Statistical challenges in preprocessing in microarray experiments in cancer

Abstract

Many clinical studies incorporate genomic experiments to investigate the potential associations between high-dimensional molecular data and clinical outcome. A critical first step in the statistical analyses of these experiments is that the molecular data are preprocessed. This article provides an overview of preprocessing methods, including summary algorithms and quality control metrics for microarrays. Some of the ramifications and effects that preprocessing methods have on the statistical results are illustrated. The discussions are centered around a microarray experiment based on lung cancer tumor samples with survival as the clinical outcome of interest. The procedures that are presented focus on the array platform used in this study. However, many of these issues are more general and are applicable to other instruments for genome-wide investigation. The discussions here will provide insight into the statistical challenges in preprocessing microarrays used in clinical studies of cancer. These challenges should not be viewed as inconsequential nuisances but rather as important issues that need to be addressed so that informed conclusions can be drawn.

Figure 1

The panel in the top row illustrates the density estimates of the probe intensities for each of the 96 CEL files from Beer [8]. The PCA plots of expression values obtained when all arrays are RMA pre-processed (bottom-left panel) and when seven outlier arrays are removed (bottom-right panel)

Figure 2

The top-left panel shows raw image of the (purple) outlier chips.
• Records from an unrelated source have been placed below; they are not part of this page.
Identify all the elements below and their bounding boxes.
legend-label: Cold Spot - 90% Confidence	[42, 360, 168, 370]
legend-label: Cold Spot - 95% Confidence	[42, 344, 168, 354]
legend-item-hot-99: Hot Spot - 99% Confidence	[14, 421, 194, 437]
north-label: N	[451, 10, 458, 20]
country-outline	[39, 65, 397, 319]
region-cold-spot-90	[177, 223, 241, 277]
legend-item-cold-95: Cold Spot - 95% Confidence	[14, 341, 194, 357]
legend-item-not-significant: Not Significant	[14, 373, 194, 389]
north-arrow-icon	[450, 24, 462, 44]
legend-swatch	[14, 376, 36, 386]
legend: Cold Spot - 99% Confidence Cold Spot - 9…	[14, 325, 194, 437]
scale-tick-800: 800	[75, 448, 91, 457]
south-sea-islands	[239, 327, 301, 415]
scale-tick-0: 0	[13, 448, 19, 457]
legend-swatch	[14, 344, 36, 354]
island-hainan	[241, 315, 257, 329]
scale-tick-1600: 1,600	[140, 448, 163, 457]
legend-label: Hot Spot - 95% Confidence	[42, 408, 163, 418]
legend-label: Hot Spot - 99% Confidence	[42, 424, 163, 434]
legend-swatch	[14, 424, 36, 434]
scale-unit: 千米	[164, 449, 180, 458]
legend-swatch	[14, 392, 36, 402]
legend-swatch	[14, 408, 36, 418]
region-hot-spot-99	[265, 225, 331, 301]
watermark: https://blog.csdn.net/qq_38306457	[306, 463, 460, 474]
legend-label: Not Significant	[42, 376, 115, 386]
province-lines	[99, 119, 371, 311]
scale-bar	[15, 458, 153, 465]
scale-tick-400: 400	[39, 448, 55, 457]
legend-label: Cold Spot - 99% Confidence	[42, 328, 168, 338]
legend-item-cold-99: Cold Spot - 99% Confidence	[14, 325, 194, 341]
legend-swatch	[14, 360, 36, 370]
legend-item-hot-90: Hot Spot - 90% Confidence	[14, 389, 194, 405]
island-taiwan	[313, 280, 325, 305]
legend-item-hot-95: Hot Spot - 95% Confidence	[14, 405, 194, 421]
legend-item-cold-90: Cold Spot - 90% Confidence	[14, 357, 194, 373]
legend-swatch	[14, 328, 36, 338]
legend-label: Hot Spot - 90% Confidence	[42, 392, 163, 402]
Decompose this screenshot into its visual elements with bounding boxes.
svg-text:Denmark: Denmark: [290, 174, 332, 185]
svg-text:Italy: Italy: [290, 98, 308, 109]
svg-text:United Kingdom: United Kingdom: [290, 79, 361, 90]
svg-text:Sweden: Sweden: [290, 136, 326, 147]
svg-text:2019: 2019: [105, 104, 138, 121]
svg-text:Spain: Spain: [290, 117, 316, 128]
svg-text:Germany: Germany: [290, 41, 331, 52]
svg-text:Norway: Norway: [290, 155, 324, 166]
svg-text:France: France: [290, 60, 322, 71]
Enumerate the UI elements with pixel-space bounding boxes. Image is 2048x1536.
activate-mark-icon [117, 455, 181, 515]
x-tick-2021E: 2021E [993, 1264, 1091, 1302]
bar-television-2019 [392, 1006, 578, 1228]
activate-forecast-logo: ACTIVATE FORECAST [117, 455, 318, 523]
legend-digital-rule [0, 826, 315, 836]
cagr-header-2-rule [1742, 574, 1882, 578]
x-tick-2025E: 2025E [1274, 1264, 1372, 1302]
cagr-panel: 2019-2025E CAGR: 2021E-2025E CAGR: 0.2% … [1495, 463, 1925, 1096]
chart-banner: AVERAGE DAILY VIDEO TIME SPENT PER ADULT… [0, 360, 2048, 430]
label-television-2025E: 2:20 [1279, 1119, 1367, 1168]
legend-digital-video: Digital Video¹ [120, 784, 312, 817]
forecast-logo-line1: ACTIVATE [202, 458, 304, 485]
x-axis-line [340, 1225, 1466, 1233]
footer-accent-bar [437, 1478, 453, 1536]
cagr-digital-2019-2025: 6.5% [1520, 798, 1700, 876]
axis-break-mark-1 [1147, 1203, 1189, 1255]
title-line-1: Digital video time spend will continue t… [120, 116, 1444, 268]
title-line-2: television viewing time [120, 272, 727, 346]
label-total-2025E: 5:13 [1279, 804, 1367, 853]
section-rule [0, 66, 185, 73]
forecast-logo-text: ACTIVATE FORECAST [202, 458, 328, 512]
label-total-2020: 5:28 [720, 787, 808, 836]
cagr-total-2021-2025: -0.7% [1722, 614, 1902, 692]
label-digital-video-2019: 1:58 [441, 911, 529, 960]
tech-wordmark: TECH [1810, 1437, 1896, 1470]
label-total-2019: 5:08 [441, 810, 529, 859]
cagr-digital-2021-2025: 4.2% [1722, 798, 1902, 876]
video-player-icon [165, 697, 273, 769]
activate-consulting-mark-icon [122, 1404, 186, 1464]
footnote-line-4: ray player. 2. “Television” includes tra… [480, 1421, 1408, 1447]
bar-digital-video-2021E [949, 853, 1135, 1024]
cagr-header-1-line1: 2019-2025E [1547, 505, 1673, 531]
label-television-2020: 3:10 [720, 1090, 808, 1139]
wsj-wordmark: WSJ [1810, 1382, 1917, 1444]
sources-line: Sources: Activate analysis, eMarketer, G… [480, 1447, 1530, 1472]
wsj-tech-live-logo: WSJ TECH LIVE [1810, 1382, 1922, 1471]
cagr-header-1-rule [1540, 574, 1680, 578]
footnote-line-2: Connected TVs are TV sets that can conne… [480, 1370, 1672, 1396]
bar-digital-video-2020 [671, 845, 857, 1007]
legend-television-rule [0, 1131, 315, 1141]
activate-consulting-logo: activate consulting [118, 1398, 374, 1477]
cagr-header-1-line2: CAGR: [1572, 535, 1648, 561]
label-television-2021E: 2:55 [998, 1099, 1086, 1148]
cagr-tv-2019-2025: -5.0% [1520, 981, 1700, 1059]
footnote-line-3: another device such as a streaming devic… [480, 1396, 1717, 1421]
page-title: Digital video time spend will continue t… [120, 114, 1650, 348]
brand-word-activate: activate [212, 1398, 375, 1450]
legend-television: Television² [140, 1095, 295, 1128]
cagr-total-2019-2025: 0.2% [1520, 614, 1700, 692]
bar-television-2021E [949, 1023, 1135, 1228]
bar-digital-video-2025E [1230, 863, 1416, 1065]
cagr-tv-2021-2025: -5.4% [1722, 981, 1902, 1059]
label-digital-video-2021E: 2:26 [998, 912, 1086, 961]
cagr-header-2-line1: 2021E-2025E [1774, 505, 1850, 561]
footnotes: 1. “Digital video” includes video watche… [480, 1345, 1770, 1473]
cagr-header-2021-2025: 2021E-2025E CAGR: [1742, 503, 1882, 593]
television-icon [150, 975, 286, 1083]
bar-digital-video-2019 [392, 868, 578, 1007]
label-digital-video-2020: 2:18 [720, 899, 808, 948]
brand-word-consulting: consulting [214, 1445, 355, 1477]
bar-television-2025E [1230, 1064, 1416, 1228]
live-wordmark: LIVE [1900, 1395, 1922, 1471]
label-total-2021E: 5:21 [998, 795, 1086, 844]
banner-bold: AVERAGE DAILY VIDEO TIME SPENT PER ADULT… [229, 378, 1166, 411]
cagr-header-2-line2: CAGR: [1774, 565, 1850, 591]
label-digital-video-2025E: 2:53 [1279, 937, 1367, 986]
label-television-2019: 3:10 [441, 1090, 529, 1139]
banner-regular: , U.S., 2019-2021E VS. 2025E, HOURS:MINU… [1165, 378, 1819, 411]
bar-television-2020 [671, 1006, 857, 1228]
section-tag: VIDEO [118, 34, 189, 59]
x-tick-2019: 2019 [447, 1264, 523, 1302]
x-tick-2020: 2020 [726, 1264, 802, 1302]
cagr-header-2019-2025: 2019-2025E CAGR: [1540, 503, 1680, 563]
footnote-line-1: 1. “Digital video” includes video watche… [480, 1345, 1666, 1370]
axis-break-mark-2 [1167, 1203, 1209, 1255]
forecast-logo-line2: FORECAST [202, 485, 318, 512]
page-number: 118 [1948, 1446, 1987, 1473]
The remaining three panels plot various types of residuals obtained after subtracting off a probe-level linear model.

Figure 3

Graphical representations of summary measures for array quality. A) Output from the QC reports generated by Bioconductor/simpleaffy for the 6 outlying arrays identified in Figure 1. Percent present and average background are printed, and the scale factor, beta-actin 3’/5’ ratio, and GAPDH 3’/5’ ratio are plotted on the log2 scale. Values that cross typical thresholds are displayed in red. B) RNA degradation plots from Bioconductor/affy. For each transcript, probe pairs are ordered from 5’ to 3’, and the average position-specific PM value is plotted for each array to indicate any global patterns of sample degradation.

Figure 4

Bootstrap variance estimates for expression values generated from RMA. A) Boxplots of the average variance in expression across all arrays when pre-processed with 200 random standardizing sets of size N = 5, 10, 15, 20, 25, 30. Arrays were either selected from the full set of samples from Beer et al. [8], after removing outlier set 1 (purple), outliers set 2 (green), or both (yellow). B) Scatterplots of bootstrap variance estimates from standardization sets of size N = 20 with or without removing outlier samples.